Nested Sampling and its Applications in Stable Compressive Covariance Estimation and Phase Retrieval with Near-Minimal Measurements

Compressed covariance sensing using quadratic samplers is gaining increasing interest in recent literature. Covariance matrix often plays the role of a sufficient statistic in many signal and information processing tasks. However, owing to the large dimension of the data, it may become necessary to obtain a compressed sketch of the high dimensional covariance matrix to reduce the associated storage and communication costs. Nested sampling has been proposed in the past as an efficient sub-Nyquist sampling strategy that enables perfect reconstruction of the autocorrelation sequence of Wide-Sense Stationary (WSS) signals, as though it was sampled at the Nyquist rate. The key idea behind nested sampling is to exploit properties of the difference set that naturally arises in quadratic measurement model associated with covariance compression. In this thesis, we will focus on developing novel versions of nested sampling for low rank Toeplitz covariance estimation, and phase retrieval, where the latter problem finds many applications in high resolution optical imaging, X-ray crystallography and molecular imaging.
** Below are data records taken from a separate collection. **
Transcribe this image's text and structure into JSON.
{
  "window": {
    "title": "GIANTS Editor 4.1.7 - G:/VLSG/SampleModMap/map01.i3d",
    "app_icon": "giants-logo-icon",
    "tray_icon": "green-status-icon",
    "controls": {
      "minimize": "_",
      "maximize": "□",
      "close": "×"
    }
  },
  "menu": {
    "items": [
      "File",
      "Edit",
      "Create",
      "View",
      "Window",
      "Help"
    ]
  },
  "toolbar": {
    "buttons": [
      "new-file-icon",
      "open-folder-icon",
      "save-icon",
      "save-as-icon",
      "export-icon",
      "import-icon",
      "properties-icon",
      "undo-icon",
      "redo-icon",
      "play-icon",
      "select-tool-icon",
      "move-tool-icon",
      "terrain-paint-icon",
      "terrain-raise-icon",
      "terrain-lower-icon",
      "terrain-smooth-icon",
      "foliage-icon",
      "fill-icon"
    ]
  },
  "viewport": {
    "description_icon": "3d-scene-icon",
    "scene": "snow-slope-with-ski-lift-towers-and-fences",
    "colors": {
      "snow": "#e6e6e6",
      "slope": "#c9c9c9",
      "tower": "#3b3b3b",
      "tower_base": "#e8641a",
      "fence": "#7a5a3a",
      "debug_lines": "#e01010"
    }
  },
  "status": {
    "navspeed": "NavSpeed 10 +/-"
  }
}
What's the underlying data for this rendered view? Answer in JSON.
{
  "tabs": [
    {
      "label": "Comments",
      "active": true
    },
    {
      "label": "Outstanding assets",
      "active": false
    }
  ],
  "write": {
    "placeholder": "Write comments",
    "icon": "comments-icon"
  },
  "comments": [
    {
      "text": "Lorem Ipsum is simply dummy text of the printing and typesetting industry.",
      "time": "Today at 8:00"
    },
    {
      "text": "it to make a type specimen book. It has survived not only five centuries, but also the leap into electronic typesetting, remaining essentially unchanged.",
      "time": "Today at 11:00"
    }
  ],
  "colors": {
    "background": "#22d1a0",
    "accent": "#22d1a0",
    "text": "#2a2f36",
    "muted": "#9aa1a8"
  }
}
The problem of low rank compressive Toeplitz covariance estimation is first shown to be fundamentally related to that of line spectrum recovery. In absence if noise, this connection can be exploited to develop a particular kind of sampler called the Generalized Nested Sampler (GNS), that can achieve optimal compression rates. In presence of bounded noise, we develop a regularization-free algorithm that provably leads to stable recovery of the high dimensional Toeplitz matrix from its order-wise minimal sketch acquired using a GNS. Contrary to existing TV-norm and nuclear norm based reconstruction algorithms, our technique does not use any tuning parameters, which can be of great practical value. The idea of nested sampling idea also finds a surprising use in the problem of phase retrieval, which has been of great interest in recent times for its convex formulation via PhaseLift, By using another modified version of nested sampling, namely the Partial Nested Fourier Sampler (PNFS), we show that with probability one, it is possible to achieve a certain conjectured lower bound on the necessary measurement size. Moreover, for sparse data, an l1 minimization based algorithm is proposed that can lead to stable phase retrieval using order-wise minimal number of measurements.